Ce statut organise l’exclusion sociale et professionnelle des Juifs. Ils sont désormais bannis de la fonction publique, du corps enseignant, de l’armée, de la presse, du cinéma et des postes de direction dans l’industrie. Des milliers de fonctionnaires, professeurs, magistrats ou officiers sont révoqués du jour au lendemain, perdant leurs moyens de subsistance. Le lendemain, 4 octobre 1940, une autre loi autorise les préfets à interner les « ressortissants étrangers de race juive » dans des camps spéciaux ou à les assigner à résidence. L’appareil légal de la persécution est en place : définition, exclusion, internement.

La propagande du régime justifie ces mesures en expliquant qu’il faut rendre la France aux Français. En zone occupée, les Allemands avaient promulgué une ordonnance dès le 27 septembre définissant les Juifs et ordonnant leur recensement. Vichy, par zèle, étend ces mesures à la zone libre (non occupée), montrant sa volonté de gérer « son » problème juif de manière autonome. C’est une trahison fondamentale du principe d’égalité devant la loi, socle du droit français depuis 1789. Les réactions de l’opinion publique sont alors mitigées : si peu approuvent la violence, beaucoup restent indifférents ou adhèrent à l’idée qu’il y avait « trop d’influence juive ».

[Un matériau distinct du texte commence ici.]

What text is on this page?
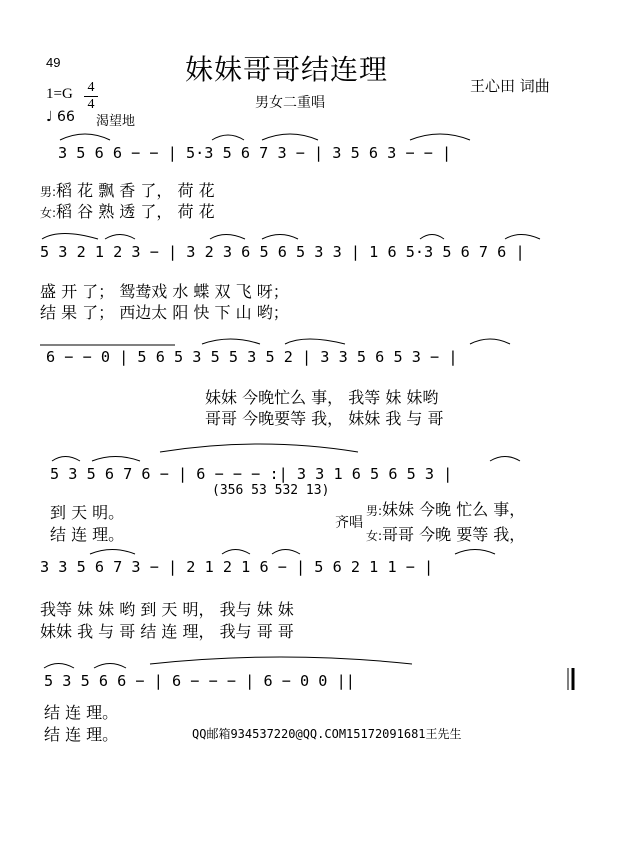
49	妹妹哥哥结连理
男女二重唱
王心田 词曲
$1=G \frac{4}{4}$
♩ 66 渴望地
3 5 6 6 − − | 5·3 5 6 7 3 − | 3 5 6 3 − − |
男:稻 花 飘 香 了， 荷 花
女:稻 谷 熟 透 了， 荷 花
5 3 2 1 2 3 − | 3 2 3 6 5 6 5 3 3 | 1 6 5·3 5 6 7 6 |
盛 开 了； 鸳鸯戏 水 蝶 双 飞 呀；
结 果 了； 西边太 阳 快 下 山 哟；
6 − − 0 | 5 6 5 3 5 5 3 5 2 | 3 3 5 6 5 3 − |
妹妹 今晚忙么 事， 我等 妹 妹哟
哥哥 今晚要等 我， 妹妹 我 与 哥
5 3 5 6 7 6 − | 6 − − − :| 3 3 1 6 5 6 5 3 |
(356 53 532 13)
到 天 明。
结 连 理。
齐唱
男:妹妹 今晚 忙么 事，
女:哥哥 今晚 要等 我，
3 3 5 6 7 3 − | 2 1 2 1 6 − | 5 6 2 1 1 − |
我等 妹 妹 哟 到 天 明， 我与 妹 妹
妹妹 我 与 哥 结 连 理， 我与 哥 哥
5 3 5 6 6 − | 6 − − − | 6 − 0 0 ||
结 连 理。
结 连 理。	QQ邮箱934537220@QQ.COM15172091681王先生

📌 Le « Commissariat général aux questions juives » et l’aryanisation

Pour orchestrer cette politique, Vichy crée en mars 1941 une administration spécifique : le Commissariat général aux questions juives (CGQJ). Dirigé successivement par Xavier Vallat (un nationaliste antisémite traditionnel) puis par Darquier de Pellepoix (un collaborateur fanatique proche des nazis), cet organisme est chargé de proposer les lois antisémites et de superviser leur application. Le CGQJ devient le moteur de la persécution bureaucratique, coordonnant l’action des ministères et de la police pour resserrer l’étau autour des familles juives.

L’une des missions principales du CGQJ est la mise en œuvre de l’aryanisation économique. Ce terme désigne le processus de spoliation (vol légalisé) des biens juifs. Les entreprises, commerces, immeubles et comptes bancaires appartenant à des Juifs sont saisis et confiés à des « administrateurs provisoires » chargés de les vendre ou de les liquider au profit de l’État ou d’acquéreurs « aryens ». C’est un pillage massif : plus de 40 000 entreprises et commerces sont ainsi volés à leurs propriétaires, les privant de toute ressource économique. Cette mort sociale précède la mort physique.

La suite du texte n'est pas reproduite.